O
governo Bolsonaro acabou, mas ainda não terminou. Foi o que me disse uma fonte,
um pouco antes de eu sair para tomar a primeira dose da vacina. Receber o
imunizante virou festa, emoção, defesa de valores, bandeira. Não há o que
Bolsonaro faça que apague as muitas gravações que existem mostrando seus
ataques à vacina. Sua tardia rendição é inútil. Os últimos tempos têm sido
dilacerantes. O gráfico das mortes é uma exponencial. Numa semana de muitas
emergências e dores, o presidente mandou celebrar a ditadura, demitiu os chefes
militares, combateu, de novo, as medidas de proteção.

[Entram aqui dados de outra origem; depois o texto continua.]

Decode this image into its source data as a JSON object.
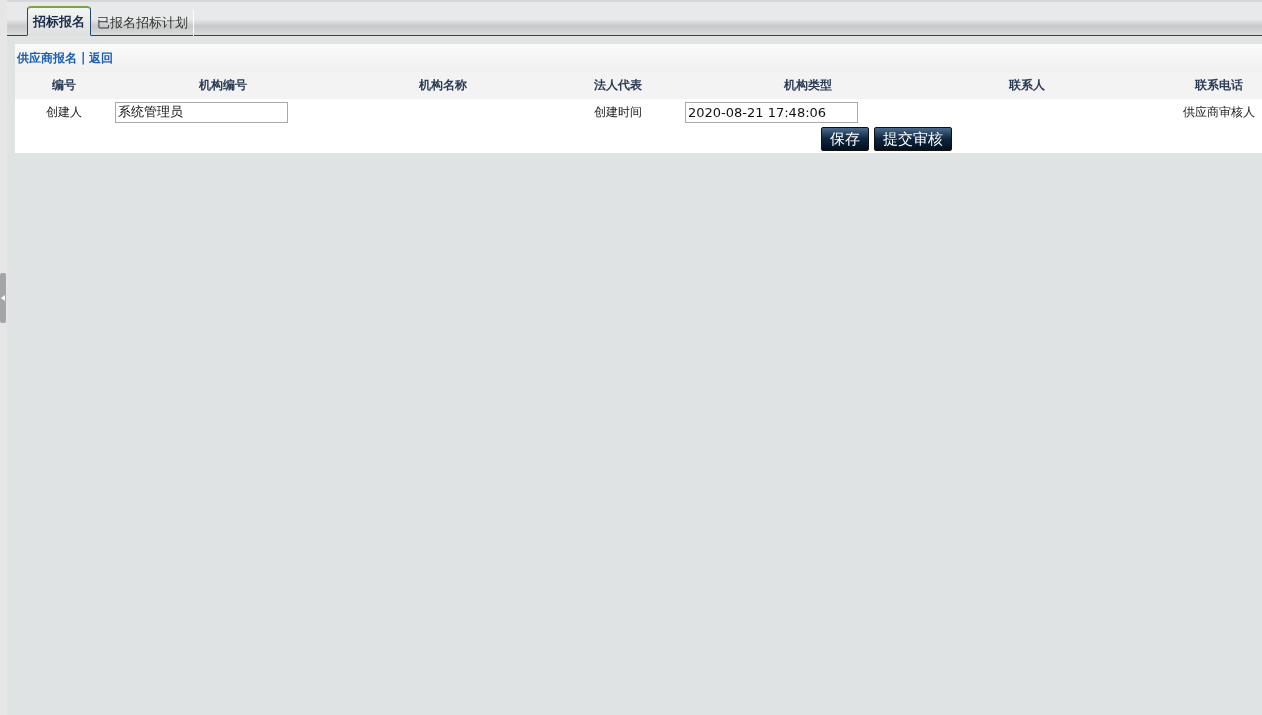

O fim do governo se vê por todos os lados. Ele virou um peso morto. O desmonte na área econômica é visível. Na quinta-feira demitiu-se o presidente do conselho do Banco do Brasil, Hélio Magalhães, e foi acompanhado pelo conselheiro José Monfort. Já saiu muita gente. Quem se enganou com esta administração o fez porque quis. O presidente intervém em qualquer setor da área econômica ou empresa. O ministro Paulo Guedes não se opõe. Ele disse, segundo o blog de Tales Faria, do UOL, que já sabia das substituições (na Petrobras e no Banco do Brasil). “O presidente não estava satisfeito e é um direito dele.” Guedes mimetiza a visão de Bolsonaro: acha que ele foi eleito rei absolutista e não presidente temporário de uma república democrática e federativa. O ministro fez feia acusação a Roberto Castello Branco. “No caso do Castello, ele, na verdade, vinha segurando aumento nos preços dos combustíveis. É claro que, quando soube que ia sair, começou a realinhar os preços.”
O
governo acabou, mas o fato de não ter terminado pesa toneladas sobre o país. O
Ministério da Educação está à deriva, ajudando a passar a boiada de absurdos,
conforme contou Renata Cafardo, no “Estado de S.Paulo”. Neste momento de
devastação na educação, o que o país mais precisava era de ter um ministro na
Educação. Não tem. As crianças e jovens estão pagando um preço intolerável. O
quarto ministro da Saúde é melhor do que o terceiro, o que é fácil, mas se
tentar ser eficiente, será sabotado como o primeiro. Há os ministérios que
trabalham com a pauta de destruição, como o Meio Ambiente. No Itamaraty, se o
inexperiente ministro Carlos Franco França seguir o cerimonial, já estaremos no
lucro.
O
pior Orçamento desde a estabilização não surgiu por acaso. Teve contribuição do
executivo e é um dos sinais de um governo disfuncional. O problema é que para
consertar será preciso um coquetel de remédios: vetos em algumas partes e
emendas, cortes, contingenciamentos e um PLN para recompor despesas
obrigatórias. Se for sancionado como está e executado será pedalada. E tem que
ter a mesma punição. Já há servidores temendo a inabilitação para a função
pública. Neste fim de semana o TCU está debruçado sobre ele. Com lupa.
As
Forças Armadas foram atropeladas na semana passada com todo o desrespeito
possível. O país também foi. Bolsonaro disse que o general Braga Netto “sabe os
motivos e morre aqui”. A democracia exige transparência nos atos do setor
público. O “morre aqui” é normal numa ditadura, aquele regime que Braga Netto
acha que precisa ser “celebrado”.
A
democracia, sim, merece ser celebrada. Ela estabilizou a moeda consertando a
bagunça hiperinflacionária deixada pela ditadura, resolveu a dívida externa,
acumulou reservas, criou o SUS, universalizou o ensino fundamental, colocou na
Constituição que os indígenas têm direito à sua identidade, cultura e idioma,
abriu as portas das universidades públicas para negros e criou uma rede de
proteção social.
Acordei animada na sexta-feira. Passei minha camisa escrito “Vacina sim”, coloquei uma N95 e fui para o posto com alegria juvenil. Tomei a Coronavac. O ato da vacinação vai muito além do que seria em tempos normais. Bolsonaro fez ataques sórdidos contra a saúde, a ciência, as vacinas, os governadores e prefeitos. Promoveu aglomerações, estimulou a exposição ao vírus, fez apologia da ditadura e ameaças à ordem constitucional. Tudo isso transformou a vacina num ato de resistência. Já seria excelente ter essa resposta ágil e eficiente dos cientistas. Mas, no Brasil, ela virou proteção de tudo o que amamos. Virou defesa da vida.